The Federal Government has revealed that, while the celebrations for President Bola Ahmed Tinubu’s first anniversary continue, it has made significant progress in cutting the N7.3 trillion Ways and Means it inherited by paying the total of N4.8 trillion.
This was said today in Abuja during the Ministerial Press Briefing on the accomplishments of his Ministry during the President’s one-year administration by Mr. Wale Edun, the Minister of Finance and Coordinating Minister of the Economy. He disclosed that N2.5 trillion will be paid in the second quarter of 2024, on top of the N4.8 trillion already paid.
Regarding debt repayment The Minister went on to say that the government has mostly funded debt service obligations, including foreign debt service, without using its Ways and Means account because of increased budgetary restraint.
He went on to say that these payments comprised unfulfilled obligations and ownership interests to international organizations and multilateral development banks (MDBs), including the Islamic Development Bank, which received over $200 million of them. He said that the National Single Window project might generate $2.7 billion in economic benefits per year.
In order to lower the overall number of taxes in the nation, Edun continued, the Presidential Fiscal Policy and Tax Reforms Committee (PFPTRC) was working to harmonize taxes and streamline the tax collection process. He claimed that the committee has developed strategies for expanding the tax base and advancing the single-digit tax system.

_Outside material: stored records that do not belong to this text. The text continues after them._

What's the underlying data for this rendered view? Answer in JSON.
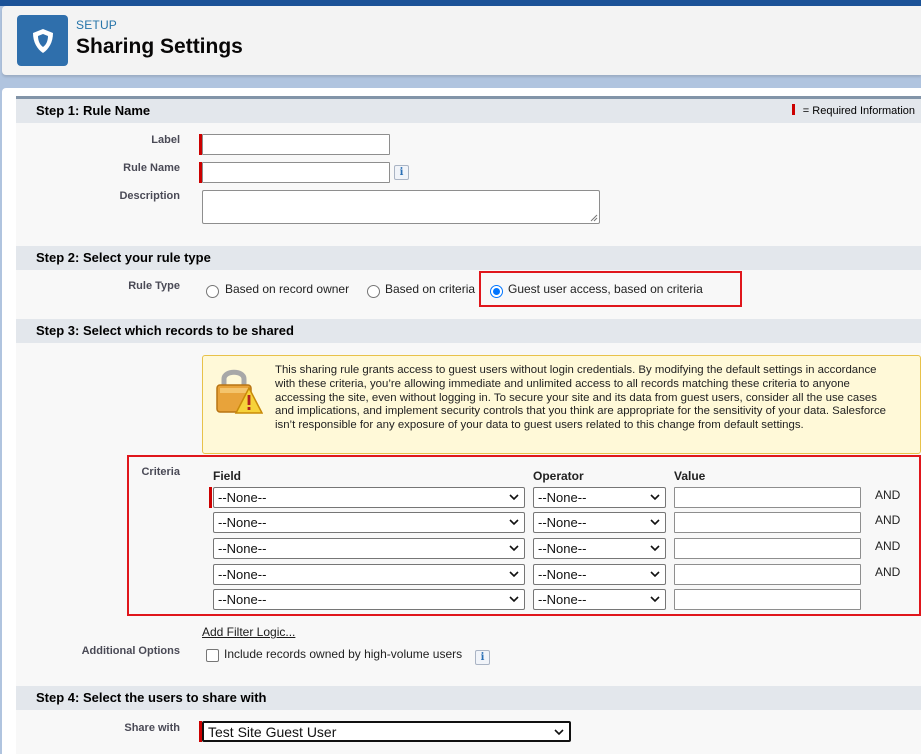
{
  "header": {
    "eyebrow": "SETUP",
    "title": "Sharing Settings",
    "icon": "shield-icon"
  },
  "required_legend": "= Required Information",
  "step1": {
    "heading": "Step 1: Rule Name",
    "label_label": "Label",
    "label_value": "",
    "rule_name_label": "Rule Name",
    "rule_name_value": "",
    "description_label": "Description",
    "description_value": ""
  },
  "step2": {
    "heading": "Step 2: Select your rule type",
    "rule_type_label": "Rule Type",
    "options": [
      {
        "label": "Based on record owner",
        "selected": false
      },
      {
        "label": "Based on criteria",
        "selected": false
      },
      {
        "label": "Guest user access, based on criteria",
        "selected": true
      }
    ]
  },
  "step3": {
    "heading": "Step 3: Select which records to be shared",
    "warning": "This sharing rule grants access to guest users without login credentials. By modifying the default settings in accordance with these criteria, you’re allowing immediate and unlimited access to all records matching these criteria to anyone accessing the site, even without logging in. To secure your site and its data from guest users, consider all the use cases and implications, and implement security controls that you think are appropriate for the sensitivity of your data. Salesforce isn’t responsible for any exposure of your data to guest users related to this change from default settings.",
    "criteria_label": "Criteria",
    "columns": {
      "field": "Field",
      "operator": "Operator",
      "value": "Value"
    },
    "rows": [
      {
        "field": "--None--",
        "operator": "--None--",
        "value": "",
        "conj": "AND"
      },
      {
        "field": "--None--",
        "operator": "--None--",
        "value": "",
        "conj": "AND"
      },
      {
        "field": "--None--",
        "operator": "--None--",
        "value": "",
        "conj": "AND"
      },
      {
        "field": "--None--",
        "operator": "--None--",
        "value": "",
        "conj": "AND"
      },
      {
        "field": "--None--",
        "operator": "--None--",
        "value": "",
        "conj": ""
      }
    ],
    "filter_logic_link": "Add Filter Logic...",
    "additional_options_label": "Additional Options",
    "include_high_volume_label": "Include records owned by high-volume users",
    "include_high_volume_checked": false
  },
  "step4": {
    "heading": "Step 4: Select the users to share with",
    "share_with_label": "Share with",
    "share_with_value": "Test Site Guest User"
  },
  "colors": {
    "accent": "#2f6fac",
    "required": "#cc0000",
    "highlight": "#e0161c",
    "radio_selected": "#0075ff"
  }
}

The Minister mentioned that oil revenue increased, noting that in the first quarter of 2024, oil revenue reached N1.1 trillion, compared to N460 billion in the same time of the previous year (2023).
The Minister underlined that the oil revenue resulted from an extraordinary rise in oil production, which increased from 1.3 million barrels per day in June 2023 to 1.7 million barrels per day in the first quarter of this year.
According to the Minister, the Federal Government’s revenue from GOEs has also significantly grown (Q1’2024 N835.7B vs. Q1’2023). The implementation of technology-driven strategic tools to automatically remove revenue owing to FGN made feasible the period under consideration’s excellent revenue record. In a similar vein, the new revenue model has increased FX income for the FGN.
In particular, the Nigeria Customs Service reported historically high revenue mobilization in the first quarter of 2023—an 87% rise—and in Q1 2024—a 122% increase over Q1 2023.
Furthermore, he reported that the Federal Inland Revenue reported a 56% increase in revenue in Q1 2024 over Q1 2023 and a 107% attainment of the 2023 plan.
The government established the Incentives Monitoring & Evaluation Platform (IMEP) in accordance with the Fiscal Policies & Financial Management Edun, in order to avoid the exploitation of tax incentives by restricting access and preventing those who do not qualify for the incentives from using them.
“We also strengthened the implementation of fiscal policies around the Import Duty Tax Incentive to boost key economic sectors and deliver more sustainable socio-economic impacts”.